Growing up, eating at Mr Bigg’s was a biiiiiig deal. It was the kind of place families went to for lunch on a weekend. They had the best (party) Jollof, fried chicken, and meat pie.

Mr Bigg’s is one of Nigeria’s fast food restaurants. Owned by conglomerate United African Company of Nigeria PLC, there are currently around 170 locations in Nigeria, including the country’s first drive-through restaurant, with another four locations in Ghana.

From Wikipedia…because Mr Biggs still doesn’t have a website…in 2019.

For years they were on top. Then they got comfortable. Too comfortable, actually.

Food quality dropped.

Services became slow.

Employees became rude.

And of course, customers went away. For more than a decade now Mr Bigg’s has been trying to rebrand itself without success.

Its always harder to come back from past glory. But it’s possible.

If your business has slowed down, the first thing you need to do is understand why. To fix it, you need to get to the root of the matter. Do not be in a hurry to rebrand.

We had a client we designed a logo for sometime in December 2018. Last month, he came back and wanted a new logo.

We asked him if he wasn’t satisfied with our initial work. He said he loved it, it’s just that his friends told him its probably the reason why his business isn’t moving as it should. And he believed them.

A new logo will not solve your sales and marketing challenges.

PHCN is still referred to as NEPA (which had a terrible track record) regardless of what city you are even though Problem Has Changed Name. Nigeria still faces serious power challenges today.

The Power Holding Company of Nigeria (PHCN), formerly the National Electric Power Authority (NEPA) was an organisation governing the use of electricity in Nigeria.


Rebrand without making it obvious. Slowly improve your products/services. Your sales numbers will tell you if it’s working, not your friends.

Rebranding is more than changing your business name, getting a new logo, renovating your shop, and having a new uniform. All that should come last. First, fix the main problem.

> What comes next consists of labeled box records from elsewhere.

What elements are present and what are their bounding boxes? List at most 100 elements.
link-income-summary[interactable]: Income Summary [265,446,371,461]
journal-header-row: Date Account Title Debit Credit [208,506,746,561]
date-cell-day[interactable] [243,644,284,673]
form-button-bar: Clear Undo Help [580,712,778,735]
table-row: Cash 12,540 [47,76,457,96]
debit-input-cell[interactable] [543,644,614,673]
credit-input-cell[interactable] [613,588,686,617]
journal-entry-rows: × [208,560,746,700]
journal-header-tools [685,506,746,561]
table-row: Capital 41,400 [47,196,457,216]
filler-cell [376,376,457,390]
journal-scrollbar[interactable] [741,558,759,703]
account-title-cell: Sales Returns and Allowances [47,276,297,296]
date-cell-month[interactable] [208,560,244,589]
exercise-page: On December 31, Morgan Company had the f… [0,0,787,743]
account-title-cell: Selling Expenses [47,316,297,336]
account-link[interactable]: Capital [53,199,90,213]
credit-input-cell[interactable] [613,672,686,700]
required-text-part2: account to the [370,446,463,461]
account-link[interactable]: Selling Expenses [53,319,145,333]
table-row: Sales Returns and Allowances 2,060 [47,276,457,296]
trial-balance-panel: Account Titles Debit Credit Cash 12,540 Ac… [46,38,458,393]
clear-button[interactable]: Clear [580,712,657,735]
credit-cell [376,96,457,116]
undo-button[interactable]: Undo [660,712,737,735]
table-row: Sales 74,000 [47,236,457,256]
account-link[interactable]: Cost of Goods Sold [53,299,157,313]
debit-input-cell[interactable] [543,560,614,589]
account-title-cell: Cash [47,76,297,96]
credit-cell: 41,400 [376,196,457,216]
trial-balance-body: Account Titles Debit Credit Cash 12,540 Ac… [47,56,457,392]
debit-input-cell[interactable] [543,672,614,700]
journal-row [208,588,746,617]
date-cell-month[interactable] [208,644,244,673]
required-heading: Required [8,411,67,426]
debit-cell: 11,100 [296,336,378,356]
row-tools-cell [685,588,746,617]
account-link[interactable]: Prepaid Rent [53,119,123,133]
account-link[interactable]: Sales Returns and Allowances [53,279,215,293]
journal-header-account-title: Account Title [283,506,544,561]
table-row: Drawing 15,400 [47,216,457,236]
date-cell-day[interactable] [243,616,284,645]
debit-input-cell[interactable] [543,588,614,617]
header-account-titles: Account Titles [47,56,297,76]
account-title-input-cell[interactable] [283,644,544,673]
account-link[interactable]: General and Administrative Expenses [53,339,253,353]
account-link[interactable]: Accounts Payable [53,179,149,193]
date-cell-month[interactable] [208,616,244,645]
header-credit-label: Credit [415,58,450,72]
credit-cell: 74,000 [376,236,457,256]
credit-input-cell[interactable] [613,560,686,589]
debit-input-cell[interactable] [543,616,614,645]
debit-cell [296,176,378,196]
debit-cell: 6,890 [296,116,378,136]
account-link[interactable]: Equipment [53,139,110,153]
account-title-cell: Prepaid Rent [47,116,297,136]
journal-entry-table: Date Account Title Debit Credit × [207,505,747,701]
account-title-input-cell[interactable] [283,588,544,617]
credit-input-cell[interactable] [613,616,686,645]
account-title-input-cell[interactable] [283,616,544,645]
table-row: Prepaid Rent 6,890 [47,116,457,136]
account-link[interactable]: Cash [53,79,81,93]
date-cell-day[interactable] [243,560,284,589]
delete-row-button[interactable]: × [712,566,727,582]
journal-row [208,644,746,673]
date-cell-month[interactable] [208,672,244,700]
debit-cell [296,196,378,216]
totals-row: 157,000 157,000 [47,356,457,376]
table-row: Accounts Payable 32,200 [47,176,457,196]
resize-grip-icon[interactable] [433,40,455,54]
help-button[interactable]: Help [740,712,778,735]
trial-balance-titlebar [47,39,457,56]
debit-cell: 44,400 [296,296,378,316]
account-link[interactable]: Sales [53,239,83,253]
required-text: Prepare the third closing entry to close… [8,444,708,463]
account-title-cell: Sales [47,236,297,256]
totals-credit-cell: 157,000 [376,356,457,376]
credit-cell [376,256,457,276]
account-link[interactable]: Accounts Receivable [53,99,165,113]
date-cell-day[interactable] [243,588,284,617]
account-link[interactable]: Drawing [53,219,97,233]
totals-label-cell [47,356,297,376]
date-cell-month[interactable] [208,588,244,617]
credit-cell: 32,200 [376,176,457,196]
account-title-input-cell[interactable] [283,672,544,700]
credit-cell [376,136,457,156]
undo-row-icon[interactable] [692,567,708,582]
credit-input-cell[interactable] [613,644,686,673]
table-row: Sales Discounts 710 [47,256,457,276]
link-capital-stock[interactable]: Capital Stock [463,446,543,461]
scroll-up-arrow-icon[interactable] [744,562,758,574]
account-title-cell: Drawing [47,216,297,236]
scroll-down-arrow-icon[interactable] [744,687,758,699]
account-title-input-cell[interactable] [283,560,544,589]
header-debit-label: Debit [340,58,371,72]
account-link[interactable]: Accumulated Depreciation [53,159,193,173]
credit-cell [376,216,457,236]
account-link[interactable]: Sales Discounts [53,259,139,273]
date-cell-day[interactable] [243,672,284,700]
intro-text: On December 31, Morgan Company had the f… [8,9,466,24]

I’m sure your friends mean well, but they may be wrong. Numbers, however, don’t lie.

Is your business slow or stagnant?

Reach out to your old customers and have an open discussion. Ask them why they stopped buying?

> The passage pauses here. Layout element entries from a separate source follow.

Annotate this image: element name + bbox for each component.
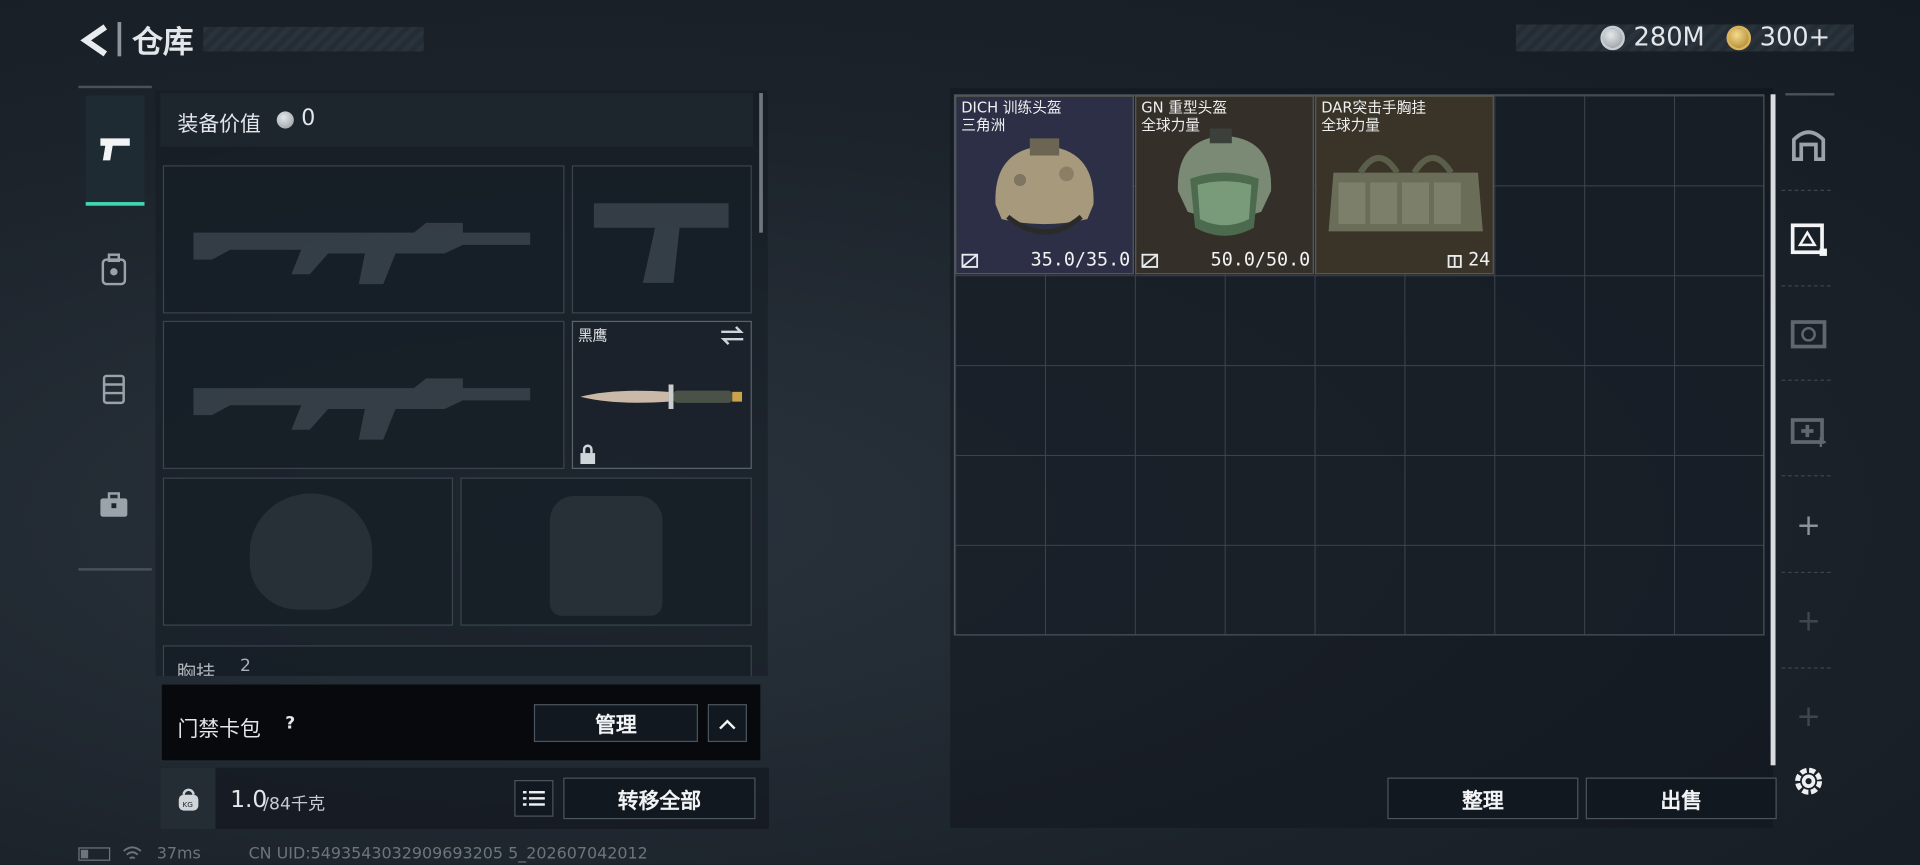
weight-icon-box: KG xyxy=(160,767,216,829)
item-name: DAR突击手胸挂 xyxy=(1321,99,1427,117)
gold-coin-icon xyxy=(1726,25,1752,51)
lock-icon xyxy=(579,444,596,465)
tab-separator xyxy=(1781,571,1831,574)
equipment-value: 0 xyxy=(301,105,316,132)
loadout-scrollbar[interactable] xyxy=(759,93,763,233)
heavy-helmet-image xyxy=(1177,128,1272,236)
ping-text: 37ms xyxy=(156,844,201,864)
helmet-image xyxy=(995,138,1094,235)
item-gn-heavy-helmet[interactable]: GN 重型头盔 全球力量 50.0/50.0 xyxy=(1135,95,1314,275)
collapse-button[interactable] xyxy=(707,704,747,743)
item-dich-helmet[interactable]: DICH 训练头盔 三角洲 35.0/35.0 xyxy=(955,95,1134,275)
helmet-silhouette-icon xyxy=(249,493,373,610)
tab-vest[interactable] xyxy=(96,370,133,407)
silver-coin-icon xyxy=(1600,25,1625,51)
weight-capacity: /84千克 xyxy=(263,794,326,815)
right-tab-bracket xyxy=(1785,93,1835,96)
tab-weapons[interactable] xyxy=(85,95,145,206)
tab-separator xyxy=(1781,379,1831,381)
knife-icon xyxy=(580,384,743,409)
item-capacity: 24 xyxy=(1468,248,1491,271)
pistol-slot[interactable] xyxy=(571,165,752,314)
tab-case[interactable] xyxy=(96,487,133,524)
tab-separator xyxy=(1781,667,1831,669)
item-durability: 35.0/35.0 xyxy=(1030,248,1131,271)
battery-icon xyxy=(78,847,111,861)
storage-scrollbar[interactable] xyxy=(1770,94,1776,766)
silver-currency-amount: 280M xyxy=(1633,22,1705,52)
chest-rig-icon xyxy=(102,374,125,405)
chest-rig-image xyxy=(1328,154,1483,232)
equipment-value-label: 装备价值 xyxy=(177,112,261,138)
keycard-label: 门禁卡包 xyxy=(177,717,261,743)
manage-button[interactable]: 管理 xyxy=(533,704,698,743)
toolbox-icon xyxy=(100,492,128,517)
tab-separator xyxy=(1781,285,1831,287)
tab-backpack[interactable] xyxy=(96,251,133,288)
chest-rig-count: 2 xyxy=(240,656,251,676)
add-storage-tab-1[interactable]: + xyxy=(1788,504,1830,546)
item-name: GN 重型头盔 xyxy=(1141,99,1228,117)
tab-separator xyxy=(1781,475,1831,477)
sell-button[interactable]: 出售 xyxy=(1585,777,1777,820)
loadout-panel: 装备价值 0 黑鹰 胸挂 2 xyxy=(155,90,768,676)
left-tab-bracket-top xyxy=(78,85,152,89)
weight-current: 1.0 xyxy=(230,786,268,814)
item-name: DICH 训练头盔 xyxy=(961,99,1062,117)
backpack-icon xyxy=(101,253,127,286)
pistol-silhouette-icon xyxy=(593,203,729,283)
svg-text:KG: KG xyxy=(182,800,193,809)
primary-weapon-slot[interactable] xyxy=(162,165,565,314)
back-button[interactable] xyxy=(78,22,115,59)
title-divider xyxy=(117,22,122,57)
secondary-weapon-slot[interactable] xyxy=(162,320,565,469)
title-stripe-decoration xyxy=(203,26,424,52)
tab-separator xyxy=(1781,189,1831,192)
armor-slot[interactable] xyxy=(460,477,752,626)
rifle-silhouette-icon xyxy=(193,378,531,440)
help-icon[interactable]: ? xyxy=(277,710,304,737)
pistol-icon xyxy=(100,137,130,160)
storage-box-icon xyxy=(1790,223,1827,256)
garage-icon xyxy=(1792,130,1826,162)
settings-gear-icon[interactable] xyxy=(1788,760,1830,802)
item-source: 全球力量 xyxy=(1321,116,1381,134)
list-view-button[interactable] xyxy=(514,780,554,817)
tab-storage-locked-1[interactable] xyxy=(1788,312,1830,354)
medical-case-icon xyxy=(1790,418,1826,447)
melee-name: 黑鹰 xyxy=(577,326,608,345)
armor-silhouette-icon xyxy=(549,495,663,616)
chest-rig-label: 胸挂 xyxy=(176,661,216,676)
add-storage-tab-3[interactable]: + xyxy=(1788,696,1830,738)
wifi-icon xyxy=(122,844,142,861)
chevron-up-icon xyxy=(719,718,736,729)
helmet-slot[interactable] xyxy=(162,477,454,626)
capacity-icon xyxy=(1447,255,1462,268)
tab-storage-locked-2[interactable] xyxy=(1788,408,1830,450)
add-storage-tab-2[interactable]: + xyxy=(1788,600,1830,642)
gold-currency-amount: 300+ xyxy=(1759,22,1831,52)
melee-slot[interactable]: 黑鹰 xyxy=(571,320,752,469)
uid-text: CN UID:5493543032909693205 5_20260704201… xyxy=(248,844,648,864)
item-dar-chest-rig[interactable]: DAR突击手胸挂 全球力量 24 xyxy=(1315,95,1494,275)
durability-icon xyxy=(961,253,979,268)
organize-button[interactable]: 整理 xyxy=(1387,777,1579,820)
page-title: 仓库 xyxy=(132,24,194,60)
storage-locked-icon xyxy=(1790,320,1827,349)
kettlebell-icon: KG xyxy=(178,788,198,811)
item-durability: 50.0/50.0 xyxy=(1210,248,1311,271)
rifle-silhouette-icon xyxy=(193,222,531,285)
left-tab-bracket-bottom xyxy=(78,568,152,571)
tab-storage-main[interactable] xyxy=(1788,122,1830,164)
silver-coin-icon xyxy=(276,111,294,129)
chest-rig-section-header: 胸挂 2 xyxy=(162,645,752,676)
swap-icon[interactable] xyxy=(719,324,746,346)
durability-icon xyxy=(1141,253,1159,268)
transfer-all-button[interactable]: 转移全部 xyxy=(563,777,756,820)
list-icon xyxy=(522,791,545,806)
tab-storage-expansion[interactable] xyxy=(1788,218,1830,260)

Caution: Beware of fake answers. Ask open-ended questions instead. It’s easier to catch a lie that way. I wrote about it earlier. Click here to read. Fake friends will lead you astray, in friendship and in business.

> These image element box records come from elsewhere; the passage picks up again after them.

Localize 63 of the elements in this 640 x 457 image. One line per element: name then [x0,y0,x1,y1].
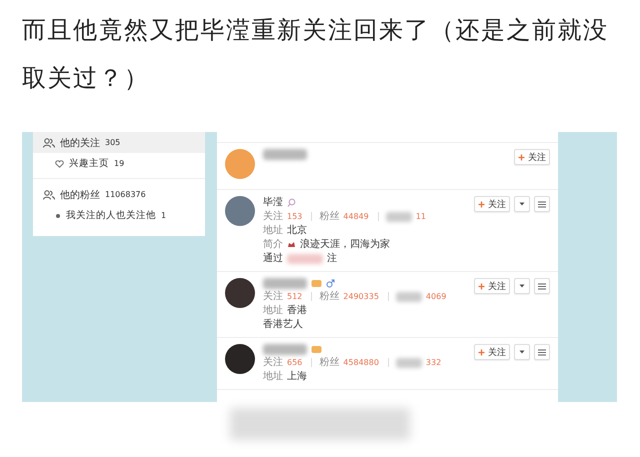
stat-label: 关注 [263,290,283,303]
stat-label: 关注 [263,210,283,223]
post-text: 而且他竟然又把毕滢重新关注回来了（还是之前就没取关过？） [21,15,610,94]
intro-label: 简介 [263,238,283,251]
blurred-label [386,212,412,222]
sidebar-item[interactable]: 他的粉丝 11068376 [33,184,205,205]
follow-button[interactable]: 关注 [474,344,510,360]
magnifier-icon [287,198,296,207]
male-icon [326,279,335,288]
dropdown-button[interactable] [514,278,530,294]
sidebar-count: 305 [105,138,120,147]
bullet-icon [55,212,61,218]
address-text: 香港 [287,304,307,317]
sidebar-item[interactable]: 兴趣主页 19 [33,153,205,174]
follow-button[interactable]: 关注 [474,196,510,212]
menu-icon [538,200,546,208]
stat-label: 粉丝 [319,210,340,223]
heart-icon [55,160,64,168]
menu-button[interactable] [534,344,550,360]
sidebar-label: 他的粉丝 [60,188,100,202]
people-icon [43,190,55,200]
blurred-text [287,254,323,264]
menu-icon [538,282,546,290]
menu-button[interactable] [534,196,550,212]
plus-icon [478,348,485,356]
stat-label: 关注 [263,356,283,369]
follow-button[interactable]: 关注 [514,149,550,165]
caret-icon [519,350,525,354]
sidebar-label: 他的关注 [60,136,100,150]
plus-icon [478,200,485,208]
address-text: 上海 [287,370,307,383]
badge-icon [311,345,322,354]
menu-button[interactable] [534,278,550,294]
badge-icon [311,279,322,288]
address-text: 北京 [287,224,307,237]
address-label: 地址 [263,304,283,317]
address-label: 地址 [263,224,283,237]
plus-icon [518,154,525,160]
sidebar-item[interactable]: 我关注的人也关注他 1 [33,205,205,226]
follow-button[interactable]: 关注 [474,278,510,294]
sidebar-count: 11068376 [105,190,146,199]
caret-icon [519,284,525,288]
stat-label: 粉丝 [319,356,340,369]
intro-text: 浪迹天涯，四海为家 [300,238,390,251]
blurred-label [396,292,422,302]
bio-text: 香港艺人 [263,318,304,331]
sidebar-label: 兴趣主页 [69,157,109,170]
plus-icon [478,282,485,290]
via-text: 通过 [263,252,283,265]
blurred-label [396,358,422,368]
menu-icon [538,348,546,356]
dropdown-button[interactable] [514,344,530,360]
address-label: 地址 [263,370,283,383]
sidebar-count: 1 [161,211,166,220]
sidebar-item[interactable]: 他的关注 305 [33,132,205,153]
stat-label: 粉丝 [319,290,340,303]
via-text: 注 [327,252,337,265]
sidebar-count: 19 [114,159,124,168]
sidebar-label: 我关注的人也关注他 [66,209,156,222]
user-name[interactable]: 毕滢 [263,196,283,209]
dropdown-button[interactable] [514,196,530,212]
people-icon [43,138,55,148]
caret-icon [519,202,525,206]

Give them an incentive for their time if you can. If they complain about the poor quality, offer to send them an improved sample for a significant discount or free (if you can).

After all, you have improved over the years, since they last patronized you.

You will be amazed at how many people will take you up on the offer.

Some customers simply forgot about you. Out of sight, out of mind.

Other reasons people stopped buying from you could be:

  • They got a bad experience
  • They have outgrown you (e.g. you sell mass products, but they now want luxury products because their income has increased)
  • You changed your handle and they lost touch with you

Reviving old customers is one of the best (and cheapest) ways to ‘rebrand’ your business. You don’t need to spend much time persuading customers or spend money advertising to new prospects.

Simply address their needs and you’re back in business.

By the way, as always, most of the things I talk about also apply to your professional and personal life.

Old friends are the best kinds of friends, do you agree?

Reach out to an old customer/friend today. Show that you really care.